“Dopo quattro anni di stagnazione, tre anni di calo della produzione industriale, salari reali ancora inferiori ai livelli pre-inflazione e una pressione fiscale salita al record del 43,1% del PIL, Giorgia Meloni scopre improvvisamente che il caro energia è un problema. E così scrive a Ursula von der Leyen per chiedere che le spese per sostenere famiglie e imprese possano beneficiare della stessa flessibilità già prevista per la difesa. Una domanda semplice: ma fino a oggi dov’era? Per anni questo Governo ha firmato tutto ciò che Bruxelles e la NATO gli mettevano davanti: il nuovo Patto di stabilità; il piano ReArm Europe; l’impegno ad aumentare la spesa militare fino al 5% del PIL entro il 2035″. Lo scrive sui social il vicepresidente M5S Stefano Patuanelli.
Tentativo tardivo
“E solo adesso, quando l’economia italiana annaspa, Meloni si accorge che non può spiegare agli italiani che i soldi si trovano per le armi ma non per abbassare le bollette. Il punto è che questa lettera non rappresenta un cambio di politica economica.
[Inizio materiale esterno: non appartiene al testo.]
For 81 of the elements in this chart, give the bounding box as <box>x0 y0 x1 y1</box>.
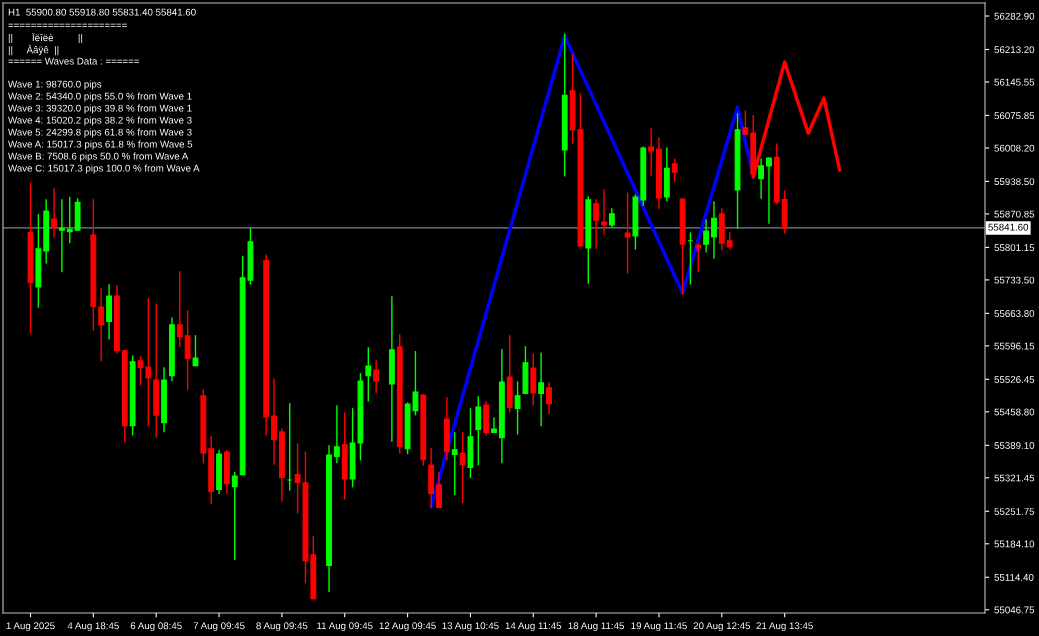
y-tick-label: 56008.20 <box>994 144 1035 152</box>
candlestick <box>333 405 340 464</box>
candlestick <box>766 157 772 224</box>
candlestick <box>176 271 183 348</box>
x-tick-label: 18 Aug 11:45 <box>568 622 625 632</box>
candlestick <box>711 201 717 259</box>
candlestick <box>593 199 600 249</box>
candlestick <box>66 196 73 244</box>
candlestick <box>98 288 105 362</box>
y-tick-label: 55663.80 <box>994 310 1035 317</box>
candlestick <box>373 360 380 394</box>
candlestick <box>742 110 749 135</box>
y-tick-label: 56213.20 <box>994 46 1035 54</box>
x-tick-label: 6 Aug 08:45 <box>130 622 182 632</box>
y-tick-label: 55389.10 <box>994 442 1035 449</box>
annotation: Wave 2: 54340.0 pips 55.0 % from Wave 1 <box>8 92 192 102</box>
x-tick-label: 19 Aug 11:45 <box>631 622 687 632</box>
x-tick-label: 7 Aug 09:45 <box>193 622 245 632</box>
candlestick <box>758 158 765 199</box>
y-tick-label: 55596.15 <box>994 342 1035 350</box>
annotation: || Ïëîëè || <box>8 32 83 44</box>
annotation: Wave A: 15017.3 pips 61.8 % from Wave 5 <box>8 140 193 150</box>
x-tick-label: 11 Aug 09:45 <box>317 622 373 632</box>
annotation: Wave 5: 24299.8 pips 61.8 % from Wave 3 <box>8 128 192 138</box>
y-tick-label: 55526.45 <box>994 376 1035 383</box>
annotation: ===================== <box>8 23 127 27</box>
annotation: Wave 4: 15020.2 pips 38.2 % from Wave 3 <box>8 116 192 126</box>
y-tick-label: 56145.55 <box>994 78 1035 86</box>
candlestick <box>436 472 442 509</box>
annotation: Wave 3: 39320.0 pips 39.8 % from Wave 1 <box>8 104 192 114</box>
candlestick <box>475 396 482 466</box>
candlestick <box>695 243 702 272</box>
candlestick <box>648 128 655 176</box>
y-tick-label: 55184.10 <box>994 540 1035 548</box>
y-tick-label: 56282.90 <box>994 12 1035 20</box>
candlestick <box>192 335 199 367</box>
candlestick <box>491 417 497 434</box>
line-series <box>429 34 755 509</box>
ref-line-label: 55841.60 <box>988 223 1029 231</box>
y-tick-label: 55251.75 <box>994 508 1035 515</box>
candlestick <box>538 352 545 427</box>
y-tick-label: 55321.45 <box>994 474 1035 482</box>
candlestick <box>601 189 607 235</box>
candlestick <box>365 347 372 402</box>
annotation: Wave C: 15017.3 pips 100.0 % from Wave A <box>8 164 200 174</box>
candlestick <box>671 158 678 182</box>
y-tick-label: 56075.85 <box>994 112 1035 120</box>
x-tick-label: 20 Aug 12:45 <box>693 622 751 632</box>
candlestick <box>137 356 144 386</box>
candlestick <box>451 432 458 496</box>
candlestick <box>546 382 552 415</box>
x-tick-label: 1 Aug 2025 <box>6 622 55 632</box>
annotation: Wave 1: 98760.0 pips <box>8 80 102 90</box>
y-tick-label: 55733.50 <box>994 276 1035 284</box>
candlestick <box>624 192 631 274</box>
annotation: ====== Waves Data : ====== <box>8 57 140 65</box>
y-tick-label: 55458.80 <box>994 408 1035 416</box>
candlestick <box>184 310 191 390</box>
y-tick-label: 55870.85 <box>994 210 1035 218</box>
y-tick-label: 55046.75 <box>994 606 1035 614</box>
x-tick-label: 4 Aug 18:45 <box>67 622 119 632</box>
x-tick-label: 14 Aug 11:45 <box>505 622 562 632</box>
candlestick <box>703 219 710 253</box>
x-tick-label: 21 Aug 13:45 <box>756 622 813 632</box>
chart-title: H1 55900.80 55918.80 55831.40 55841.60 <box>8 8 196 16</box>
y-tick-label: 55938.50 <box>994 178 1035 186</box>
candlestick <box>514 381 521 435</box>
annotation: || Àâÿê || <box>8 44 59 56</box>
candlestick <box>231 472 238 560</box>
candlestick <box>145 298 152 427</box>
annotation: Wave B: 7508.6 pips 50.0 % from Wave A <box>8 152 189 162</box>
x-tick-label: 13 Aug 10:45 <box>442 622 499 632</box>
x-tick-label: 8 Aug 09:45 <box>256 622 308 632</box>
y-tick-label: 55114.40 <box>994 574 1034 581</box>
candlestick <box>51 188 57 238</box>
candlestick <box>459 432 466 504</box>
candlestick <box>286 403 293 491</box>
y-tick-label: 55801.15 <box>994 244 1035 252</box>
candlestick <box>59 199 65 273</box>
x-tick-label: 12 Aug 09:45 <box>379 622 436 632</box>
candlestick <box>271 378 277 465</box>
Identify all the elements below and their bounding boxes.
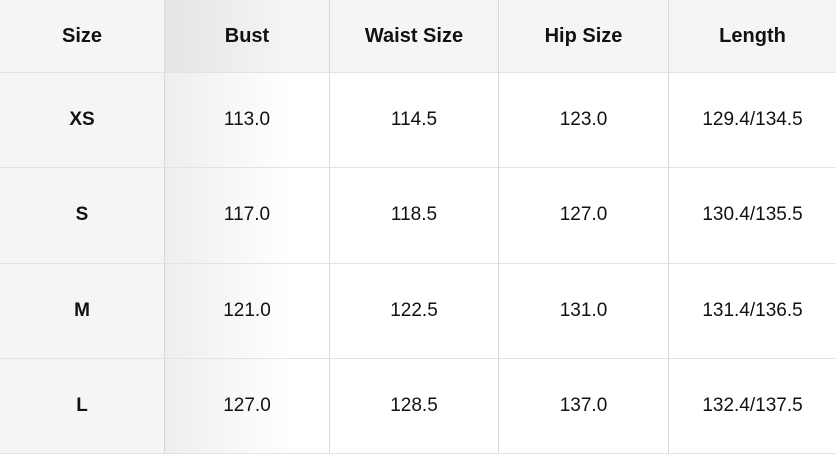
- column-header-waist: Waist Size: [330, 0, 499, 73]
- cell-xs-bust: 113.0: [165, 73, 330, 169]
- cell-m-length: 131.4/136.5: [669, 263, 836, 359]
- row-header-m: M: [0, 263, 165, 359]
- cell-l-bust: 127.0: [165, 358, 330, 454]
- column-header-bust: Bust: [165, 0, 330, 73]
- cell-l-waist: 128.5: [330, 358, 499, 454]
- column-header-hip: Hip Size: [499, 0, 669, 73]
- cell-m-hip: 131.0: [499, 263, 669, 359]
- cell-m-bust: 121.0: [165, 263, 330, 359]
- cell-xs-waist: 114.5: [330, 73, 499, 169]
- cell-s-bust: 117.0: [165, 168, 330, 264]
- column-header-length: Length: [669, 0, 836, 73]
- cell-s-length: 130.4/135.5: [669, 168, 836, 264]
- row-header-xs: XS: [0, 73, 165, 169]
- cell-s-hip: 127.0: [499, 168, 669, 264]
- cell-l-length: 132.4/137.5: [669, 358, 836, 454]
- cell-s-waist: 118.5: [330, 168, 499, 264]
- column-header-size: Size: [0, 0, 165, 73]
- cell-xs-hip: 123.0: [499, 73, 669, 169]
- cell-l-hip: 137.0: [499, 358, 669, 454]
- cell-m-waist: 122.5: [330, 263, 499, 359]
- cell-xs-length: 129.4/134.5: [669, 73, 836, 169]
- row-header-l: L: [0, 358, 165, 454]
- row-header-s: S: [0, 168, 165, 264]
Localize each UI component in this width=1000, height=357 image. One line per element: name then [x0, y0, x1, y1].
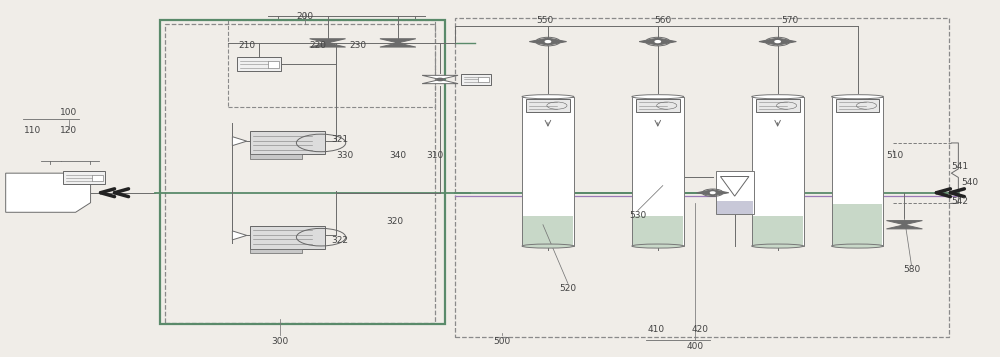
Text: 300: 300 — [272, 337, 289, 346]
Polygon shape — [310, 43, 346, 47]
Text: 220: 220 — [310, 41, 327, 50]
Polygon shape — [232, 231, 247, 240]
Polygon shape — [6, 173, 91, 212]
Bar — [753, 216, 803, 246]
Circle shape — [325, 42, 330, 44]
Bar — [455, 19, 949, 337]
Bar — [836, 99, 879, 112]
Bar — [716, 171, 754, 214]
Polygon shape — [548, 38, 567, 45]
Text: 340: 340 — [390, 151, 407, 160]
Text: 310: 310 — [426, 151, 444, 160]
Ellipse shape — [752, 244, 804, 248]
Bar — [523, 216, 573, 246]
Polygon shape — [232, 137, 247, 146]
Bar — [522, 97, 574, 246]
Polygon shape — [380, 39, 416, 43]
Text: 100: 100 — [60, 108, 77, 117]
Bar — [636, 99, 680, 112]
Circle shape — [655, 41, 660, 42]
Text: 530: 530 — [629, 211, 646, 220]
Ellipse shape — [632, 244, 684, 248]
Text: 320: 320 — [387, 217, 404, 226]
Ellipse shape — [752, 95, 804, 99]
Circle shape — [902, 224, 907, 226]
Bar — [752, 97, 804, 246]
Text: 322: 322 — [332, 236, 349, 245]
Text: 542: 542 — [951, 197, 968, 206]
Text: 420: 420 — [691, 325, 708, 334]
Text: 520: 520 — [559, 284, 576, 293]
Text: 400: 400 — [686, 342, 703, 351]
Polygon shape — [886, 221, 922, 225]
Bar — [250, 226, 325, 249]
Polygon shape — [310, 39, 346, 43]
Text: 510: 510 — [886, 151, 903, 160]
Circle shape — [437, 78, 443, 81]
Ellipse shape — [832, 95, 883, 99]
Bar — [461, 74, 491, 85]
Text: 410: 410 — [647, 325, 664, 334]
Circle shape — [775, 41, 780, 42]
Text: 330: 330 — [337, 151, 354, 160]
Bar — [526, 99, 570, 112]
Polygon shape — [658, 38, 676, 45]
Bar — [63, 171, 105, 184]
Bar — [756, 99, 800, 112]
Polygon shape — [422, 75, 458, 80]
Polygon shape — [778, 38, 796, 45]
Circle shape — [396, 42, 400, 44]
Text: 230: 230 — [350, 41, 367, 50]
Text: 550: 550 — [536, 16, 554, 25]
Bar — [250, 155, 302, 159]
Bar — [250, 131, 325, 155]
Text: 540: 540 — [961, 177, 978, 187]
Ellipse shape — [522, 244, 574, 248]
Ellipse shape — [522, 95, 574, 99]
Bar — [633, 216, 683, 246]
Text: 580: 580 — [903, 265, 920, 274]
Bar — [478, 77, 489, 82]
Ellipse shape — [832, 244, 883, 248]
Text: 210: 210 — [239, 41, 256, 50]
Circle shape — [710, 192, 715, 193]
Bar — [833, 204, 882, 246]
Bar — [160, 20, 445, 324]
Polygon shape — [529, 38, 548, 45]
Polygon shape — [639, 38, 658, 45]
Text: 110: 110 — [24, 126, 41, 135]
Ellipse shape — [632, 95, 684, 99]
Bar — [717, 201, 753, 214]
Polygon shape — [697, 190, 713, 196]
Text: 570: 570 — [781, 16, 798, 25]
Polygon shape — [422, 80, 458, 84]
Circle shape — [545, 41, 551, 42]
Bar — [832, 97, 883, 246]
Bar — [228, 20, 435, 107]
Bar — [250, 249, 302, 253]
Bar — [92, 175, 103, 181]
Polygon shape — [886, 225, 922, 229]
Text: 500: 500 — [493, 337, 511, 346]
Text: 560: 560 — [654, 16, 671, 25]
Text: 200: 200 — [297, 12, 314, 21]
Bar — [165, 24, 435, 322]
Text: 321: 321 — [332, 135, 349, 144]
Text: 120: 120 — [60, 126, 77, 135]
Bar — [268, 61, 279, 67]
Text: 541: 541 — [951, 162, 968, 171]
Bar — [237, 57, 281, 71]
Polygon shape — [759, 38, 778, 45]
Polygon shape — [713, 190, 729, 196]
Polygon shape — [380, 43, 416, 47]
Bar — [632, 97, 684, 246]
È soltanto il tentativo tardivo e ipocrita di salvare gli impegni presi sulla spesa militare, chiedendo di aggiungere “una spolverata” di aiuti energetici per rendere il tutto più digeribile. Tradotto: non si mettono in discussione le priorità sbagliate, si cerca solo un incastro contabile per farle apparire meno insopportabili. Nel frattempo i numeri parlano chiaro: nel 2025 l’Italia cresce appena dello 0,5%, tra i peggiori risultati dell’Unione europea; l’inflazione è risalita al 2,8%; i prezzi dei beni alimentari non lavorati sono aumentati del 6%; il debito continua a salire perché la crescita è troppo debole per compensare il costo degli interessi. È l’effetto della filosofia economica della destra: comprimere salari, inseguire l’avanzo primario e illudersi che il Paese possa crescere senza una politica industriale e senza investimenti pubblici. Noi pensiamo esattamente il contrario. L’Italia cresce solo se si investe in innovazione, energia pulita, infrastrutture, welfare e sostegno alle imprese. L’avanzo primario può essere uno strumento, ma non può diventare un totem da perseguire a costo di strangolare il sistema produttivo e impoverire le famiglie. Meloni oggi finge di ribellarsi a Bruxelles, ma in realtà cerca soltanto di rendere compatibili le sue firme con una situazione economica che lei stessa ha contribuito a peggiorare. Prima ha firmato tutto. Poi ha lasciato il Paese fermo. Ora, quando i buoi sono già scappati dal recinto, prende carta e penna e chiede aiuto. Il problema è che, mentre la propaganda cambia ogni giorno, i danni all’economia reale restano”.